Postmortem checklist

There is no incident retrospective for a ticket-severity alert, but a follow-up note is still useful:

  • Record the dominant failure category from step 2 in the ticket.
  • If a tenant was engaged, link the tenant ticket from the runbook ticket so the resolution is visible.

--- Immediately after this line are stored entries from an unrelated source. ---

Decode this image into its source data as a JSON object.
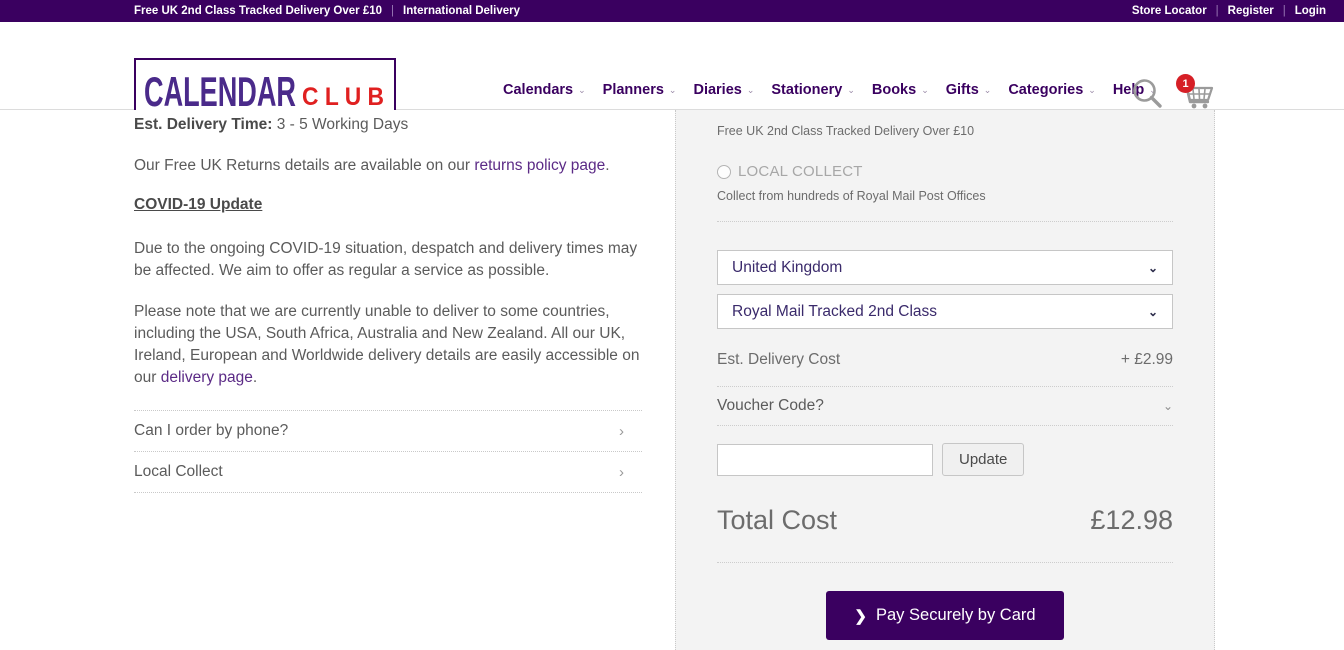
{
  "topbar": {
    "promo": "Free UK 2nd Class Tracked Delivery Over £10",
    "separator": "|",
    "international": "International Delivery",
    "store_locator": "Store Locator",
    "register": "Register",
    "login": "Login"
  },
  "header": {
    "logo": {
      "primary": "CALENDAR",
      "secondary": "C L U B"
    },
    "nav": [
      {
        "label": "Calendars",
        "caret": "⌄"
      },
      {
        "label": "Planners",
        "caret": "⌄"
      },
      {
        "label": "Diaries",
        "caret": "⌄"
      },
      {
        "label": "Stationery",
        "caret": "⌄"
      },
      {
        "label": "Books",
        "caret": "⌄"
      },
      {
        "label": "Gifts",
        "caret": "⌄"
      },
      {
        "label": "Categories",
        "caret": "⌄"
      },
      {
        "label": "Help",
        "caret": "⌄"
      }
    ],
    "search_icon": "search-icon",
    "cart_icon": "cart-icon",
    "cart_count": "1"
  },
  "left": {
    "delivery_time_label": "Est. Delivery Time:",
    "delivery_time_value": " 3 - 5 Working Days",
    "returns_prefix": "Our Free UK Returns details are available on our ",
    "returns_link": "returns policy page",
    "returns_suffix": ".",
    "covid_heading": "COVID-19 Update",
    "covid_para_1": "Due to the ongoing COVID-19 situation, despatch and delivery times may be affected. We aim to offer as regular a service as possible.",
    "covid_para_2_prefix": "Please note that we are currently unable to deliver to some countries, including the USA, South Africa, Australia and New Zealand. All our UK, Ireland, European and Worldwide delivery details are easily accessible on our ",
    "covid_para_2_link": "delivery page",
    "covid_para_2_suffix": ".",
    "accordion": [
      {
        "label": "Can I order by phone?",
        "chevron": "›"
      },
      {
        "label": "Local Collect",
        "chevron": "›"
      }
    ]
  },
  "right": {
    "free_delivery_note": "Free UK 2nd Class Tracked Delivery Over £10",
    "local_collect_label": "LOCAL COLLECT",
    "local_collect_note": "Collect from hundreds of Royal Mail Post Offices",
    "country_select": {
      "value": "United Kingdom",
      "chevron": "⌄",
      "options": [
        "United Kingdom"
      ]
    },
    "method_select": {
      "value": "Royal Mail Tracked 2nd Class",
      "chevron": "⌄",
      "options": [
        "Royal Mail Tracked 2nd Class"
      ]
    },
    "delivery_cost_label": "Est. Delivery Cost",
    "delivery_cost_value": "+ £2.99",
    "voucher_label": "Voucher Code?",
    "voucher_chevron": "⌄",
    "voucher_input_value": "",
    "voucher_input_placeholder": "",
    "update_button": "Update",
    "total_label": "Total Cost",
    "total_value": "£12.98",
    "pay_button": "Pay Securely by Card",
    "pay_chevron": "❯"
  },
  "colors": {
    "brand_purple": "#3a0060",
    "accent_red": "#d61f26",
    "panel_bg": "#f3f3f3",
    "body_text": "#5b5b5b"
  }
}
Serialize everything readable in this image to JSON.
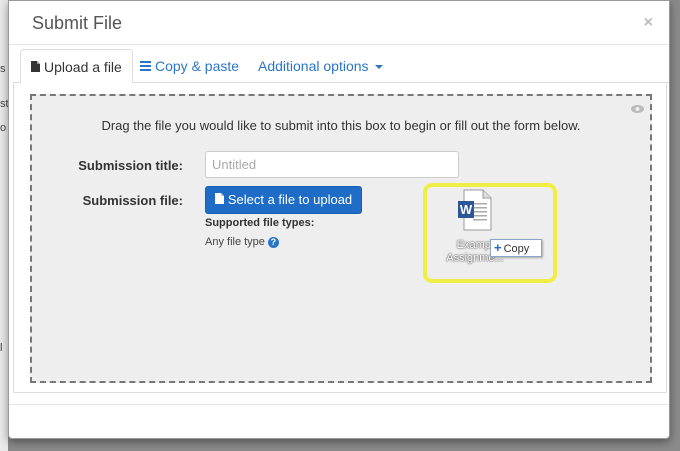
{
  "background": {
    "chars": [
      "s",
      "st",
      "o",
      "l"
    ]
  },
  "modal": {
    "title": "Submit File",
    "close": "×"
  },
  "tabs": [
    {
      "label": "Upload a file",
      "icon": "file-icon",
      "active": true
    },
    {
      "label": "Copy & paste",
      "icon": "list-icon",
      "active": false
    },
    {
      "label": "Additional options",
      "icon": "caret-down-icon",
      "active": false
    }
  ],
  "dropzone": {
    "instruction": "Drag the file you would like to submit into this box to begin or fill out the form below.",
    "title_label": "Submission title:",
    "title_placeholder": "Untitled",
    "file_label": "Submission file:",
    "select_button": "Select a file to upload",
    "supported_label": "Supported file types:",
    "any_type": "Any file type",
    "help": "?"
  },
  "dragged_file": {
    "name_line1": "Exampl",
    "name_line2": "Assignme...",
    "copy_label": "Copy",
    "highlight_color": "#f0ee44"
  },
  "colors": {
    "accent": "#2a76c6",
    "button": "#1f6cc7"
  }
}
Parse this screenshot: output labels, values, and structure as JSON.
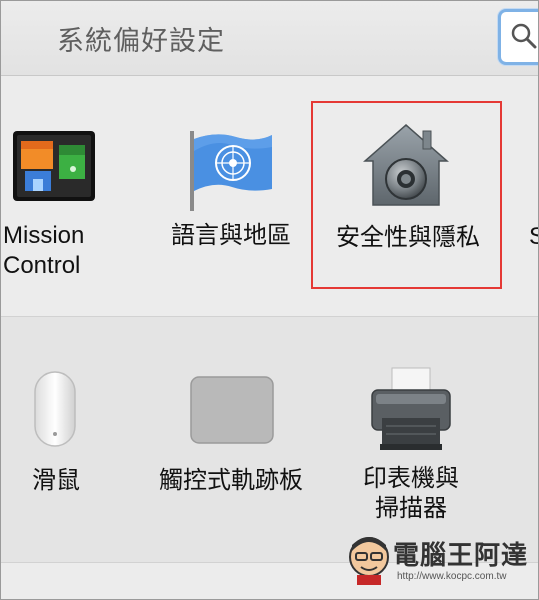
{
  "window": {
    "title": "系統偏好設定"
  },
  "row1": {
    "panes": [
      {
        "id": "mission-control",
        "label": "Mission\nControl",
        "icon": "mission-control-icon"
      },
      {
        "id": "language-region",
        "label": "語言與地區",
        "icon": "united-nations-flag-icon"
      },
      {
        "id": "security-privacy",
        "label": "安全性與隱私",
        "icon": "security-house-icon"
      }
    ],
    "partial_label": "S"
  },
  "row2": {
    "panes": [
      {
        "id": "mouse",
        "label": "滑鼠",
        "icon": "mouse-icon"
      },
      {
        "id": "trackpad",
        "label": "觸控式軌跡板",
        "icon": "trackpad-icon"
      },
      {
        "id": "printers-scanners",
        "label": "印表機與\n掃描器",
        "icon": "printer-icon"
      }
    ]
  },
  "watermark": {
    "text": "電腦王阿達",
    "url": "http://www.kocpc.com.tw"
  },
  "colors": {
    "highlight": "#e53935",
    "search_focus": "#7fb2e6",
    "background": "#ececec"
  }
}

  • If the SLO target was revised, link the RFC that did so.
  • If deploys were frozen, record when they were unfrozen and what metric triggered the unfreeze.
  • Update this runbook's hypothesis table if the actual cause was novel — the very-slow-burn alert is most valuable as a long-tail detector and the table should accumulate the long tail over time.
  • Close the ticket only when the 6-hour error rate has been below 0.005 for at least 24 consecutive hours.
  • SLO.md §3 (target), §4.1 (budget), §5.3 (alert query), §4.5 (deploy freeze policy).
  • availability-fast-burn.md and availability-slow-burn.md — the page-severity siblings. The very-slow alert is meant to fire before either of the others becomes likely.
  • rollback.md — referenced if step 3 concludes the baseline is caused by a release rather than a workload shift.
  • dashboards/README.md — the SLO summary row's availability_http (30d) stat and the HTTP traffic row's error-rate panel are the two views to track.